Wpis dostępny również w wersji audio:
O początkujących w modlitwie wewnętrznej można powiedzieć, że są podobni do ludzi ciągnących wodę ze studni, co jak mówiłam, wielkie im sprawia utrudzenie. Potrzeba im biedzić się ze zmysłami, aby je trzymać w skupieniu; a ponieważ zwykły błąkać się samopas, jest to praca niemała.(KŻ 11,7.9)

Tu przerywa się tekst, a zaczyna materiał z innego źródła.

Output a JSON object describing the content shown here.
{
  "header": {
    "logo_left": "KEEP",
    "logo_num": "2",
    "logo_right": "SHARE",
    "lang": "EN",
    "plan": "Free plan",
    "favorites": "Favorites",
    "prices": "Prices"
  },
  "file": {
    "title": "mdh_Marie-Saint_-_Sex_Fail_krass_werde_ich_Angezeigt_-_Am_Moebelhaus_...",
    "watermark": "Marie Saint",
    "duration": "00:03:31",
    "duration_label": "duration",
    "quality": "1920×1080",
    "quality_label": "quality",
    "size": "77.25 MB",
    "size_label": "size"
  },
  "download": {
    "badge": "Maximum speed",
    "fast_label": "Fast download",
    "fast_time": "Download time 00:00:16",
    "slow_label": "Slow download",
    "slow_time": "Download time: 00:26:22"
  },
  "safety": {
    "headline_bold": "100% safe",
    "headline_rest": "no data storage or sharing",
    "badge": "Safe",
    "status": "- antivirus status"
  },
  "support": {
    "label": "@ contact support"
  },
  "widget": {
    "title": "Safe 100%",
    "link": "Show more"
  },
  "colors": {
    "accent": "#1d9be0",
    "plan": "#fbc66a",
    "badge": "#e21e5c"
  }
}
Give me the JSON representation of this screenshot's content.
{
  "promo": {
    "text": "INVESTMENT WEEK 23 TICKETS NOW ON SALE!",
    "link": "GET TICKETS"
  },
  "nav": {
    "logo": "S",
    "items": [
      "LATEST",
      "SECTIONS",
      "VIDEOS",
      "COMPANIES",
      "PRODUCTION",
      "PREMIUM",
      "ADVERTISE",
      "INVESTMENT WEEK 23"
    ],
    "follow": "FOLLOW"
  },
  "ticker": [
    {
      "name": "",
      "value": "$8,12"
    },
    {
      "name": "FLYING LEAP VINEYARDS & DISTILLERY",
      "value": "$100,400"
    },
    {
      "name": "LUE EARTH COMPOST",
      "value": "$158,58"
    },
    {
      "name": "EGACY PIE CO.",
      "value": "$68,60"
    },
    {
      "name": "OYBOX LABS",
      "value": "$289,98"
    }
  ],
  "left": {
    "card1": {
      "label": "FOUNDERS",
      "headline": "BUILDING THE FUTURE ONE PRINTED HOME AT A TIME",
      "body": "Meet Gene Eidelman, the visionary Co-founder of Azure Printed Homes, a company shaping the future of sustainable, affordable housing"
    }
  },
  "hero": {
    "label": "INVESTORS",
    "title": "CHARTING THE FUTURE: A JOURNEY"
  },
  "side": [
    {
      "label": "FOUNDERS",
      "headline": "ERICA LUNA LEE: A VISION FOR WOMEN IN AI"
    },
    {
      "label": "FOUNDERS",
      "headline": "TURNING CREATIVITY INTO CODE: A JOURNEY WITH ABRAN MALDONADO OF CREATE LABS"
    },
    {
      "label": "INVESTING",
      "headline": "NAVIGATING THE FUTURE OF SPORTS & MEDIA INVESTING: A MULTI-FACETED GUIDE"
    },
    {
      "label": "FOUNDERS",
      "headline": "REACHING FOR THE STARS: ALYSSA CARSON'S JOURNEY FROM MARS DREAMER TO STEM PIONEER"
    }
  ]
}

Rzeczywiście, początkujący w modlitwie mają do wykonania ciężką, rozciągniętą w czasie i podejmowaną systematycznie pracę nad sobą, a szczególnie nad swoimi zmysłami, które, jak pisze Święta przyzwyczajone są, by błąkać się samopas. Początkujący muszą wykazać się nie lada determinacją i siłą, by przychodzić do studni i czerpać z niej wodę. Jednak jest to praca konieczna, gdy chcemy się cieszyć owocami modlitwy, gdy chcemy, by kwiaty cnót w naszym ogrodzie wzrastały. Zmysły potrzebują ascezy, potrzebują umartwienia. Ich ciekawość świata, rozbieganie, nieokiełznanie, może zniszczyć poczynajcie już kiełkować rośliny i nie pozwolić im się w ogóle rozwinąć. Jak św. Teresa rozumie ascezę i umartwienie zmysłów? Mówi, że trzeba je zająć rozważaniem, zgłębianiem i medytowaniem tajemnic życia Jezusa Chrystusa Naszego Zbawiciela. Nad Jego życiem powinniśmy często się zastanawiać i pochylać. Wtedy poznamy, jak nas miłuje i nie będziemy mieli wątpliwości, że wybaczył nam wszystkie grzechy i wtedy nasz żal za popełnione zło będzie doskonały. Ta radość, płynąca z pracy w ogrodzie Pana i pracy dla Niego pomoże przetrwać wszelkie oschłość i znużenie, ponieważ noszenie wody ze studni jest ciężką pracą, a jej owoce nie od razu widoczne. Winniśmy wierzyć, że nie da żadnej roślinie zginąć. Utrzyma je wszystkie przy życiu. Jedne podlewając obficie, a inne pozostawiając bez wody. Dlaczego tak się dzieje? Nie nasza to rzecz znać odpowiedź, ponieważ to Jego ogród i wszystkie znajdujące się tam rośliny należą do Niego.